Daughters as Coparceners
- The Hindu Succession Act, 1956 governed the succession and inheritance of property but only considered males legal heirs. This law applied to all except for Muslim, Christians, Jews and Parsis. Before 2005, the coparceners included only sons, grandsons, and great-grandsons who are holders of joint property.
- It was only in 2005 that Section 6 of the Act was amended which gave a daughter the right of a coparcener in their fathers' ancestral property.
- But since then there have various cases in which questions were raised whether the law applied retrospectively and if the rights of women depended on the living status of the father through whom they would inherit. Different benches of the Supreme Court had taken conflicting views on the issue and so did the High Courts.

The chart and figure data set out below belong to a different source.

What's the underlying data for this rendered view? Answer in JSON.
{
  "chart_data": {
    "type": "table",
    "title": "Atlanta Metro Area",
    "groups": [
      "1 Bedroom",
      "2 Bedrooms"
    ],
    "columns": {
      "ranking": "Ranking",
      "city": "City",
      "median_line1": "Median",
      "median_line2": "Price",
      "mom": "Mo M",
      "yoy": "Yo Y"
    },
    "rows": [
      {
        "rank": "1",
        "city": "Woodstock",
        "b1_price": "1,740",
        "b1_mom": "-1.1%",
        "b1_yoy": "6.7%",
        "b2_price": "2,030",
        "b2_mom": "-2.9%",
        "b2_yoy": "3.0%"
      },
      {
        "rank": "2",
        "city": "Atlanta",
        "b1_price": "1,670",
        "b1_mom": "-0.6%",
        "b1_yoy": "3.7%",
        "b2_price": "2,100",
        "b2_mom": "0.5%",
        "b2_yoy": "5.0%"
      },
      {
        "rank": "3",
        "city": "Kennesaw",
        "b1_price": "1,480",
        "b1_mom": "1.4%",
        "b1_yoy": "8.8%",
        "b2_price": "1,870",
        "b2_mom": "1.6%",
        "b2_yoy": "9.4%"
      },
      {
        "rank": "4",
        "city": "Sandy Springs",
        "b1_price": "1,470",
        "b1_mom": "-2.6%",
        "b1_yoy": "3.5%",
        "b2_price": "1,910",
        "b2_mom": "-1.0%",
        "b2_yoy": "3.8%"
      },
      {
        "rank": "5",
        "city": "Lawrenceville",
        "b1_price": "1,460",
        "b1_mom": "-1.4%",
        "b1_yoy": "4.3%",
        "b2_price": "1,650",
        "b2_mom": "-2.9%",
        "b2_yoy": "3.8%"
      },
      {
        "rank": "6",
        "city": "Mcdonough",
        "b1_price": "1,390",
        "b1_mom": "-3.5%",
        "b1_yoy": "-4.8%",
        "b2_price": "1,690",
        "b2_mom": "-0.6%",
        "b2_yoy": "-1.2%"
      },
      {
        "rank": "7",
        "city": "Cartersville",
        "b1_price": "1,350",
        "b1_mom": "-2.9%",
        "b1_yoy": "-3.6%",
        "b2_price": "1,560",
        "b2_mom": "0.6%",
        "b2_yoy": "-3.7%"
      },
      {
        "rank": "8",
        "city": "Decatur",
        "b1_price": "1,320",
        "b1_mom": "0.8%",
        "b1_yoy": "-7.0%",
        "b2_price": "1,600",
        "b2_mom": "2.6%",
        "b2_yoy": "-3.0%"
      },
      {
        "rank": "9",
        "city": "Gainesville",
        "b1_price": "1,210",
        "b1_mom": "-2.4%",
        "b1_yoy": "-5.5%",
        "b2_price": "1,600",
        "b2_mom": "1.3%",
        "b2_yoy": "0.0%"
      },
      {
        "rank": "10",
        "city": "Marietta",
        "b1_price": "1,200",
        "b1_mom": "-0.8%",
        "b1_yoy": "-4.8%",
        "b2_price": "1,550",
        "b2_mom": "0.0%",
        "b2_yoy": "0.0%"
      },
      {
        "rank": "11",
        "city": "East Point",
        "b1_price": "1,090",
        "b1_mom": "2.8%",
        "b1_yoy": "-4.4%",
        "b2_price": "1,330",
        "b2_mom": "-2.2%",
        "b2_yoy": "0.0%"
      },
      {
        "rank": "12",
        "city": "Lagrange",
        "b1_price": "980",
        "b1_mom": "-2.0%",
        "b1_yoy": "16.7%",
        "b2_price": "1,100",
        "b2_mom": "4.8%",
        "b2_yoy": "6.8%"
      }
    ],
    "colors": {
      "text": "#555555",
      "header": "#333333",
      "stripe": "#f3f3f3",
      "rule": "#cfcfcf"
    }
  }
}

- On 11th August, a three-judge bench headed by Justice Arun Mishra ruled that a Hindu woman’s right to be a joint heir to the ancestral property is by birth and does not depend on whether her father was alive or not when the law was enacted in 2005.
- The Hindu succession act, 2005 recognised daughters as coparceners giving them light right as heirs just like a male heir would have.
- The Court decided the case by looking into the rights mentioned under the Mitakshara coparcenary. Since Section 6 creates an “unobstructed heritage” or a right created by birth for the daughter of the coparcener, the right cannot be limited by whether the coparcener is alive or dead when the right is operationalised.